CVS closed the purchase of Signify earlier this week after it was announced last fall. Signify was formed by a private equity-backed merger of the two leading providers of tech-based healthcare services CenseoHealth and Advance Health. in 2017. In 2021, it raised $564 million in its initial IPO, giving it a market capitalization of more than $7 billion at the time. It has become a platform that uses analytics, technology, and provider networks to enable value-based care, improve outcomes, and lower healthcare costs, all while shifting care into the home.
Armbrester is proud to join the CVS family and called CVS CEO Karen Lynch an inspirational leader. He says he is looking forward to continuing to lead Signify. He says it will continue to operate as a completely independent and payer-agnostic business of which CVS Health Aetna is a customer.
So what’s changing? First, CVS offers a robust network of pharmacy services that will help patients with their home care.

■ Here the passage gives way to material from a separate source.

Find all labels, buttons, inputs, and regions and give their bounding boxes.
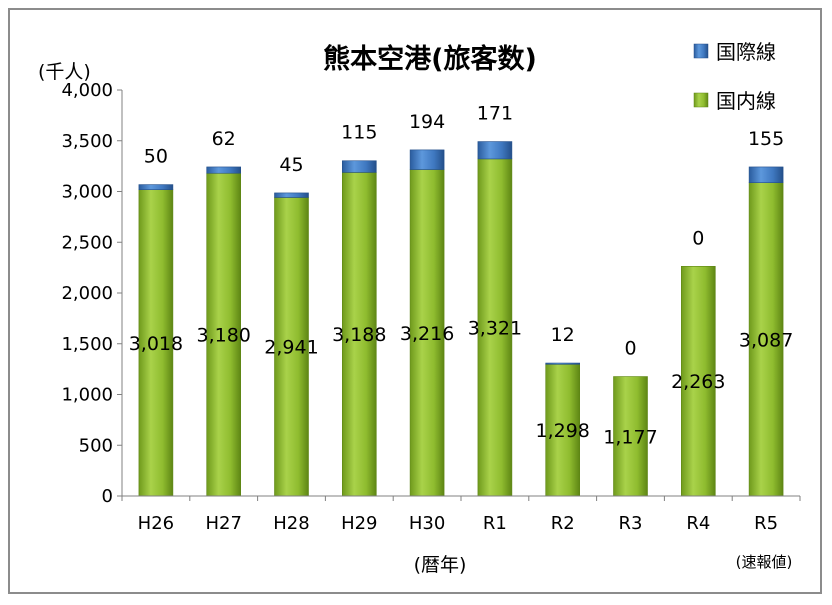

Medication adherence, cost issues, and poor drug interactions are all areas where Armbrester says Signify can benefit from the expertise of CVS. Bringing that knowledge to the national provider network is an exciting opportunity to improve outcomes, he says.
Access to billions in capital is another bonus, he says. Being able to do all the things Signify already does at an increased scale will allow it to continue taking analytic and administrative burdens off of hospitals. Increased funding will enable Signify to expand its partnerships and acquisition activity.
Signify became an attractive target due to its connection to leverage several trends in the healthcare industry, Armbrester days. First, more care is moving into the home, propelled by the increased capabilities and decreased size of medical devices. Second, connectivity is up, and more health data is accessible than ever before. A company that can leverage that data and uses it to align payers and providers via value-based care can significantly change the industry. Finally, Armbrester says that today’s seniors are better than we think at accessing the technology needed to make this kind of care possible.
“Younger seniors are smartphone Jedis,” he says. “They can text, are extremely sophisticated, and are interacting with us in a new way.”
He says that the focus on value-based care, connection to providers and caregivers in the home health and hospital industry, and the synergy and camaraderie between the CVS and Signify teams were also important factors in the deal.
While a massive acquisition by a major player in the industry could be an opportunity to exit and try something new, Armbrester says he looks forward to leading the company, which will continue to be based in Dallas, into the future. “We are long on Dallas and will keep the office here,” he says. “This move was not about cost-cutting. We will be hiring and diversifying.”
For Armberster, this mission is about more than shareholder value, stock price, and fiscal measures, though, of course, they are important. After personal experiences that involved the mismanagement of care at the end of life, Armbrester has been committed to influencing the world via healthcare. “It is my life’s mission to make a positive impact,” he says. “Signify is a great example of that.”